# Ideas for a sloping backyard and highway sound barrier wall



## AllanJ (Nov 24, 2007)

What are your own ideas and goals and objectives so far that we could point out advantages and disadvantages of?


----------



## lswashington74 (Jul 3, 2012)

Ideally I'd like to have a patio area with a firepit and seating on the lower level outside of the entrance to the basement. I also have 3 large trees so there is a lot of shade at the top of the slope which is about a 12x12 area of even ground.

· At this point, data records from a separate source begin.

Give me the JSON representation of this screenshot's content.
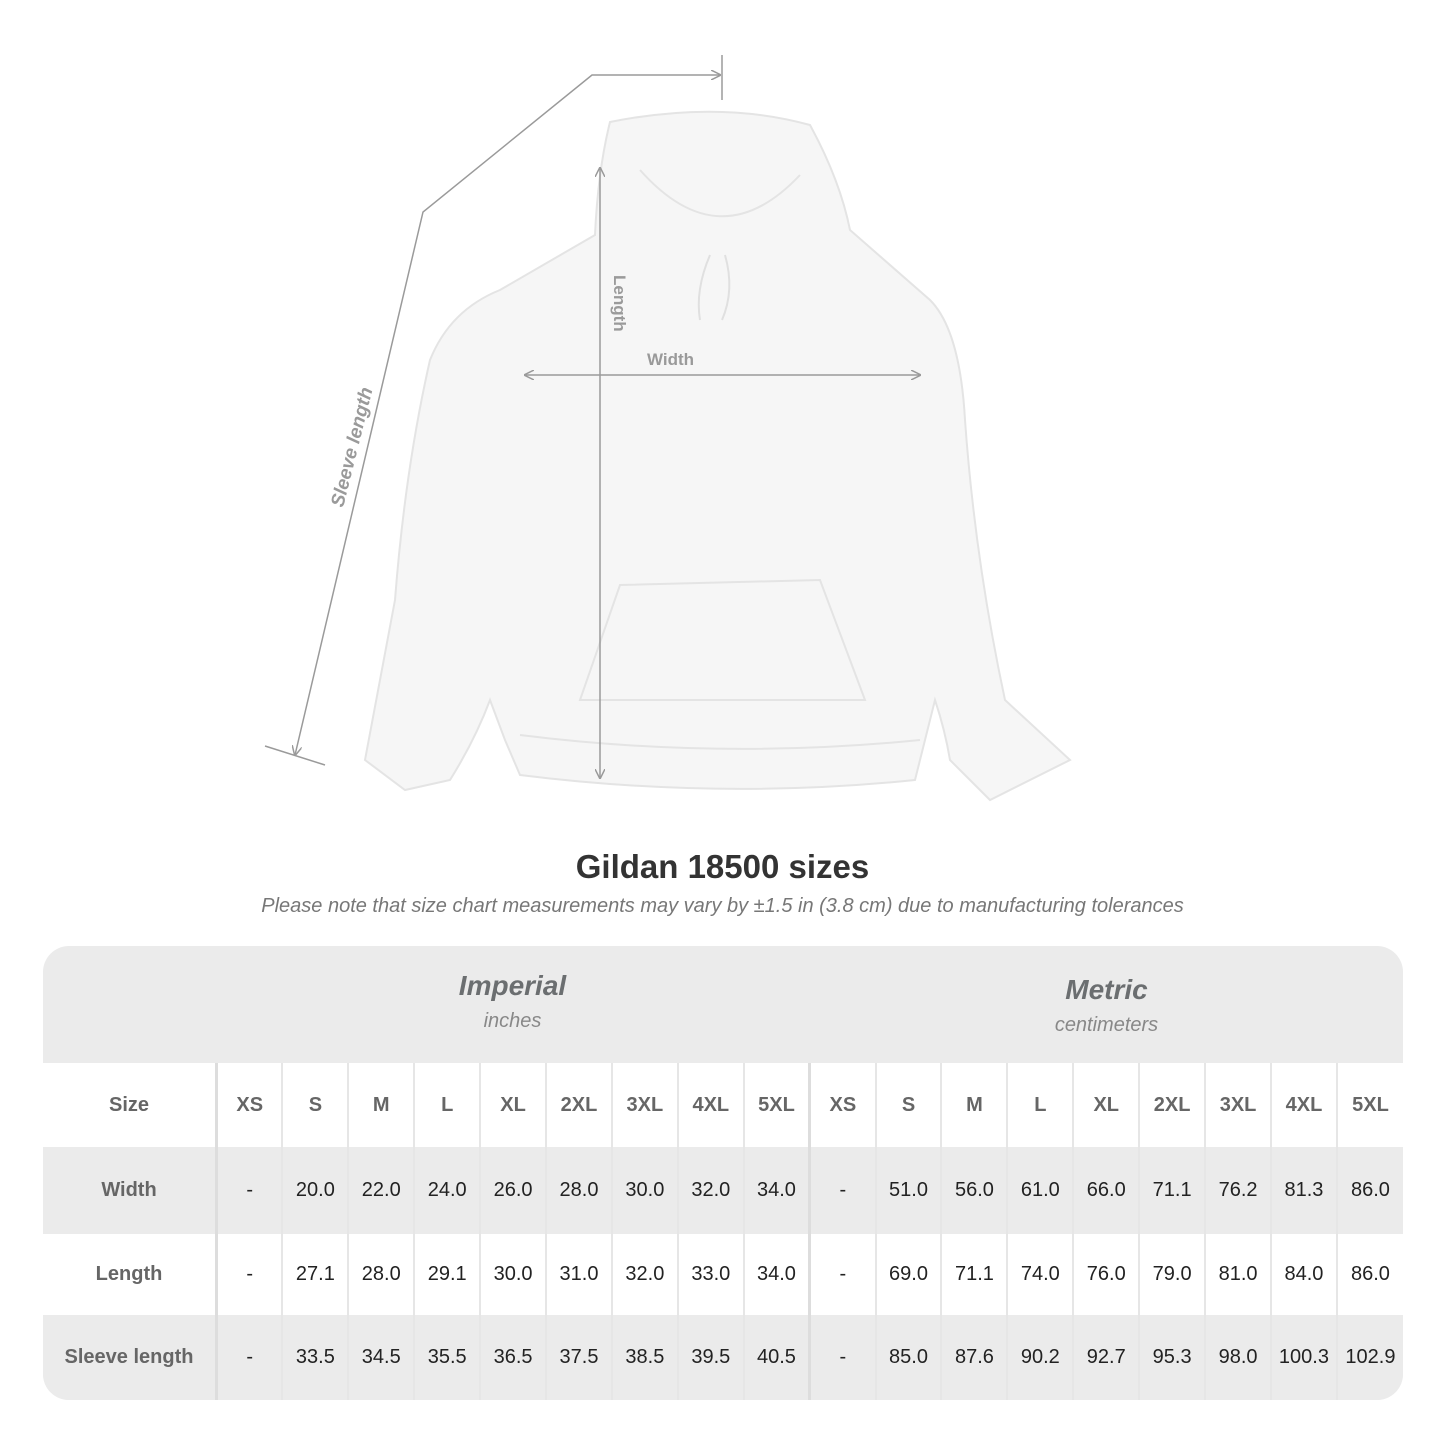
{
  "diagram": {
    "labels": {
      "length": "Length",
      "width": "Width",
      "sleeve": "Sleeve length"
    },
    "colors": {
      "garment": "#f6f6f6",
      "measure_line": "#9a9a9a"
    }
  },
  "title": "Gildan 18500 sizes",
  "note": "Please note that size chart measurements may vary by ±1.5 in (3.8 cm) due to manufacturing tolerances",
  "imperial": {
    "label": "Imperial",
    "unit": "inches"
  },
  "metric": {
    "label": "Metric",
    "unit": "centimeters"
  },
  "table": {
    "size_label": "Size",
    "sizes": [
      "XS",
      "S",
      "M",
      "L",
      "XL",
      "2XL",
      "3XL",
      "4XL",
      "5XL"
    ],
    "rows": [
      {
        "label": "Width",
        "imperial": [
          "-",
          "20.0",
          "22.0",
          "24.0",
          "26.0",
          "28.0",
          "30.0",
          "32.0",
          "34.0"
        ],
        "metric": [
          "-",
          "51.0",
          "56.0",
          "61.0",
          "66.0",
          "71.1",
          "76.2",
          "81.3",
          "86.0"
        ]
      },
      {
        "label": "Length",
        "imperial": [
          "-",
          "27.1",
          "28.0",
          "29.1",
          "30.0",
          "31.0",
          "32.0",
          "33.0",
          "34.0"
        ],
        "metric": [
          "-",
          "69.0",
          "71.1",
          "74.0",
          "76.0",
          "79.0",
          "81.0",
          "84.0",
          "86.0"
        ]
      },
      {
        "label": "Sleeve length",
        "imperial": [
          "-",
          "33.5",
          "34.5",
          "35.5",
          "36.5",
          "37.5",
          "38.5",
          "39.5",
          "40.5"
        ],
        "metric": [
          "-",
          "85.0",
          "87.6",
          "90.2",
          "92.7",
          "95.3",
          "98.0",
          "100.3",
          "102.9"
        ]
      }
    ]
  }
}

I'd love to somehow connect the two areas if that can be done.


----------



## hammerlane (Oct 6, 2011)

I'd put in a patio with a firepit with seating on the lower level outside the entrance to the basement. 

In other words it's your property so do what you like within the confines of state and local statutes.


----------



## Double (Feb 15, 2012)

I'd love to see different style and color of climbing vine on each section of highway barrier.

Things like:
Pink bouganvillea, 








White climbing hydrangea, 








Wisteria, there are many in many different colors. 

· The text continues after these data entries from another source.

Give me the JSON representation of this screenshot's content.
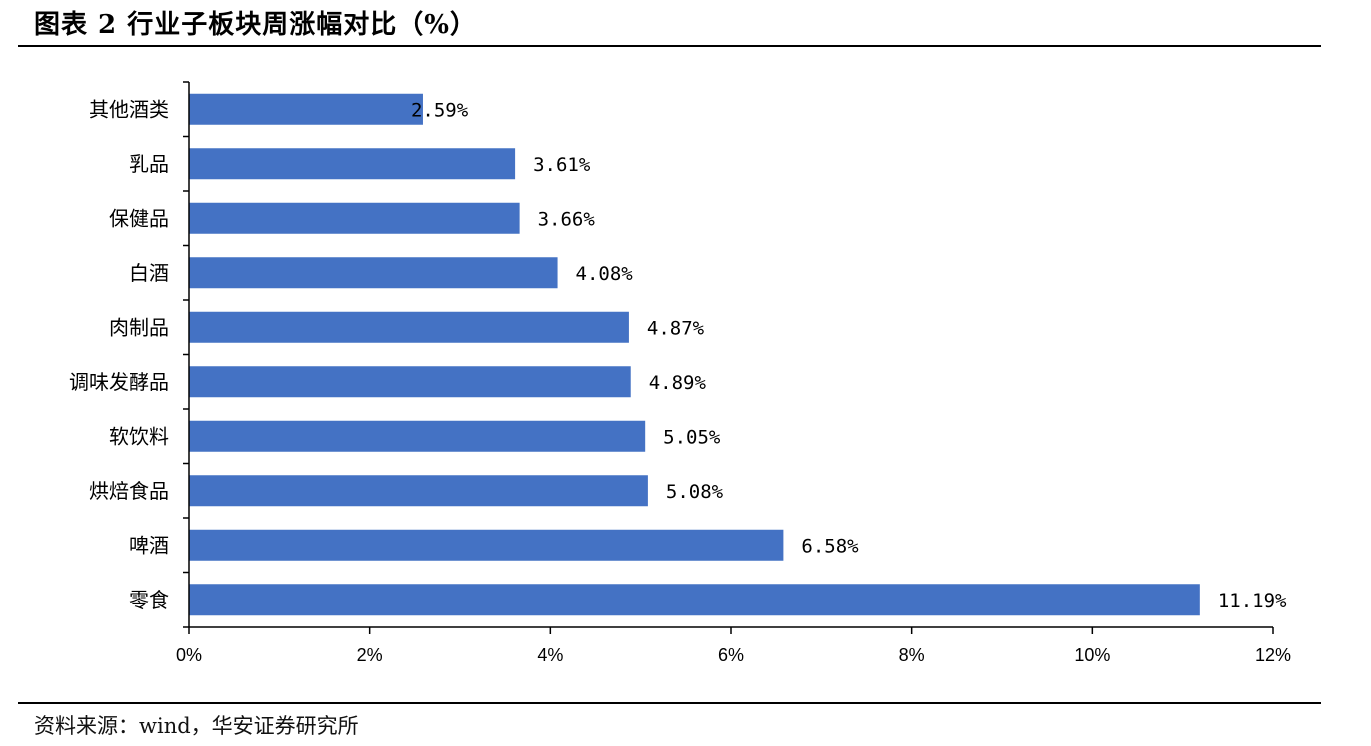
{
  "header": {
    "title": "图表 2 行业子板块周涨幅对比（%）"
  },
  "footer": {
    "source": "资料来源：wind，华安证券研究所"
  },
  "colors": {
    "bar": "#4472C4",
    "axis": "#000000"
  },
  "chart_data": {
    "type": "bar",
    "orientation": "horizontal",
    "title": "行业子板块周涨幅对比（%）",
    "xlabel": "",
    "ylabel": "",
    "categories": [
      "其他酒类",
      "乳品",
      "保健品",
      "白酒",
      "肉制品",
      "调味发酵品",
      "软饮料",
      "烘焙食品",
      "啤酒",
      "零食"
    ],
    "values": [
      2.59,
      3.61,
      3.66,
      4.08,
      4.87,
      4.89,
      5.05,
      5.08,
      6.58,
      11.19
    ],
    "value_labels": [
      "2.59%",
      "3.61%",
      "3.66%",
      "4.08%",
      "4.87%",
      "4.89%",
      "5.05%",
      "5.08%",
      "6.58%",
      "11.19%"
    ],
    "xlim": [
      0,
      12
    ],
    "xticks": [
      0,
      2,
      4,
      6,
      8,
      10,
      12
    ],
    "xtick_labels": [
      "0%",
      "2%",
      "4%",
      "6%",
      "8%",
      "10%",
      "12%"
    ],
    "grid": false,
    "legend": "none"
  }
}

I would mount some trellis as well to help them climb more easily, and to tie on.

Alot of the vines will do well in the shade as well, and it looks like you've got plenty of that.


I like Fast-Growing-Trees.com, almost everything is a rapid growth plant, and you can grow alot in a short time(Think 2-3 years instead of 5-15). I've got one of their "Royal Empress" trees, no joke it has grown 8 feet in 5 months. They also ship really quickly.

A fire pit is also always a good choice for getting people together even in cool weather.

Good Luck!


----------